Speciale Elezioni/ 1

In compagnia del giambico Daniele Ventre e dell'infernale Hieronymus Bosch, ZIBALDONI s'incammina pensosamente verso le prossime elezioni politiche. Sette puntate tachicardiche, popolate di figure grottesche di scrittori politici banchieri, da scandire ad alta voce e in buona compagnia, per purificarsi dalle scorie velenose delle propagande.

di in: Politica poetica

Da prima c’era quello che chiamavano

il caos, mole indigesta e rozza e strabica

di mare e cielo e terra e fuoco e fulmini,

di magmi e di marasmi e televendite

di poetini accorti e un po’ selvatici,

di trucchi salva-Italia e arguti tecnici

bancarii con amanti e figli a carico

col posto fisso (certo non si annoiano).

Ma poi la luce: ricomincia il turbine

di bande e sarabande e sketch e scandali,

e saltimbanchi e banche già si sbancano

e d’improvviso le elezioni esplodono

per ogni ordinamento democratico

(o quasi tale), e il mondo si precipita

a rinnovarsi nel bordello cosmico

di morra e zara e il circo della chiacchiera

impazza e le parole rifioriscono

in nuovi sensi che non sai se credere,

fra un bond e un Bondi (che i poeti abbondano)

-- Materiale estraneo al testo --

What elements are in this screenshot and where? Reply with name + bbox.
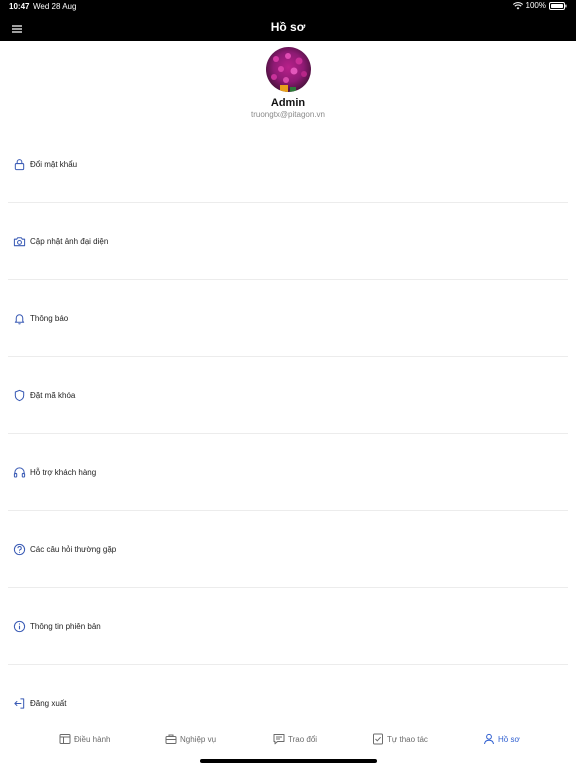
shield-icon (13, 389, 26, 402)
tab-label: Điều hành (74, 734, 111, 744)
profile-name: Admin (270, 97, 306, 109)
tab-label: Trao đổi (288, 734, 318, 744)
checklist-icon (372, 733, 384, 745)
menu-label: Thông báo (30, 313, 69, 323)
status-indicators: 100% (512, 1, 567, 10)
menu-item-set-passcode[interactable]: Đặt mã khóa (8, 357, 568, 434)
user-icon (483, 733, 495, 745)
question-icon (13, 543, 26, 556)
menu-item-version-info[interactable]: Thông tin phiên bản (8, 588, 568, 665)
home-indicator (200, 759, 377, 763)
status-time: 10:47 (9, 2, 30, 11)
menu-label: Đặt mã khóa (30, 390, 76, 400)
tab-dieu-hanh[interactable]: Điều hành (59, 733, 110, 745)
menu-label: Đăng xuất (30, 699, 67, 708)
menu-item-logout[interactable]: Đăng xuất (8, 665, 568, 742)
layout-icon (59, 733, 71, 745)
menu-label: Đổi mật khẩu (30, 159, 78, 169)
avatar[interactable] (265, 47, 311, 92)
battery-percent: 100% (525, 1, 546, 10)
menu-label: Thông tin phiên bản (30, 621, 101, 631)
profile-email: truongtx@pitagon.vn (251, 110, 325, 119)
briefcase-icon (165, 733, 177, 745)
wifi-icon (512, 1, 523, 10)
logout-icon (13, 697, 26, 710)
tab-label: Hồ sơ (498, 734, 520, 744)
menu-item-change-password[interactable]: Đổi mật khẩu (8, 126, 568, 203)
tab-nghiep-vu[interactable]: Nghiệp vụ (165, 733, 216, 745)
menu-item-notifications[interactable]: Thông báo (8, 280, 568, 357)
tab-label: Nghiệp vụ (180, 734, 217, 744)
bottom-tab-bar: Điều hành Nghiệp vụ Trao đổi Tự thao tác… (0, 733, 576, 753)
menu-label: Các câu hỏi thường gặp (30, 544, 117, 554)
top-bar: 10:47 Wed 28 Aug 100% Hồ sơ (0, 0, 576, 41)
settings-menu: Đổi mật khẩu Cập nhật ảnh đại diện Thông… (8, 126, 568, 742)
menu-item-faq[interactable]: Các câu hỏi thường gặp (8, 511, 568, 588)
tab-tu-thao-tac[interactable]: Tự thao tác (372, 733, 428, 745)
menu-label: Cập nhật ảnh đại diện (30, 236, 109, 246)
tab-trao-doi[interactable]: Trao đổi (273, 733, 317, 745)
info-icon (13, 620, 26, 633)
profile-header: Admin truongtx@pitagon.vn (0, 47, 576, 119)
menu-item-customer-support[interactable]: Hỗ trợ khách hàng (8, 434, 568, 511)
menu-item-update-avatar[interactable]: Cập nhật ảnh đại diện (8, 203, 568, 280)
tab-ho-so[interactable]: Hồ sơ (483, 733, 520, 745)
tab-label: Tự thao tác (387, 734, 428, 744)
headset-icon (13, 466, 26, 479)
lock-icon (13, 158, 26, 171)
bell-icon (13, 312, 26, 325)
page-title: Hồ sơ (270, 20, 306, 34)
menu-label: Hỗ trợ khách hàng (30, 467, 97, 477)
battery-icon (549, 1, 567, 10)
camera-icon (13, 235, 26, 248)
chat-icon (273, 733, 285, 745)
status-date: Wed 28 Aug (33, 2, 77, 11)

e un Vendola che svende i suoi versicoli,

– eh, gli editori cedono ai notabili,

poi in fretta condiscendono benevoli

i critici più arguti e più coriacei

che ad altri fanno gli aristarchi a tavola

(“Sai? Metti in metro suoni un poco arcaici”)

– pazienza se nemmeno ti capiscono.

Ma c’è da stare allegri, voi, fidatevi,

e soprattutto, vigili, partecipi,

che tutto cambierà – ma il caos continua

e il circo e la commedia si rinfrescano

con grigie nullità da palcoscenico

e dal contegno appena un po’ dispotico.

Se uno poi rimugina fra il pubblico,

è il solito isolato, un po’ distopico:

mitraglia compulsivo e tachicardico

i suoi commenti nella nota a margine

d’un casalingo acciottolio di pentole

che il fine letterato loda ironico

(ai letterati raffinati piacciono

i toni casarecci e un po’ bucolici,

se il ciabattino non va oltre il sandalo)

– e con gli amici bene torna a irriderti.

Ma al lunapark i simboli svolazzano

in carta straccia e dopo la domenica

la festa piega l’ala dei coriandoli.

 

1.

 

Maestri di scrittura, poetucoli,

voi tutti che credete al verso facile

e alle prosette asfittiche da vendere

a un tanto al chilo, abbiate un po’ di fegato,

in vita vostra, o andate a farvi friggere!

Vi preme troppo il placuit dell’editor

che vi confina in quelle forme flaccide

da abbreviatori di realtà sintetiche.

Mi sembra di sentirvi già serafici

svelare i vostri facili incantesimi

da fiera fra conigli e carabattole,

con tono tra l’affabile e il messianico,

con il peluche in testa e l’erre flebile

e il conformismo pseudodemocratico

che già da troppo mi concilia il vomito.

Ne avete di aderenze e lombi ignobili

fra i lottacontinuisti e i neocattolici

tra l’oppio da siringa e quello biblico

che propinate ai pavidi discepoli,

incatenati al vostro verso libero,

alla scrittura creativa e rapida.

Ma di creativo avete solo i volvoli

che il crasso ritma in scoppi peristaltici.

Semplicità cercate, s’ha da vendere

e il pubblico anzitutto ha da comprendere.

Ma io sarò banale e meno affabile

e ve lo dico che il mercato è un alibi

per ogni mente vuota e fioca e insipida.

Che se qualcuno ingrana due o tre sillabe

gli rispondete con la bile in bilico

“Sèi tu citazionista sciatto e melico!”

da veri postmoderni e pseudocritici,

con sulla bocca quel pensiero debole

in cui si atteggia solo un vuoto d’anime.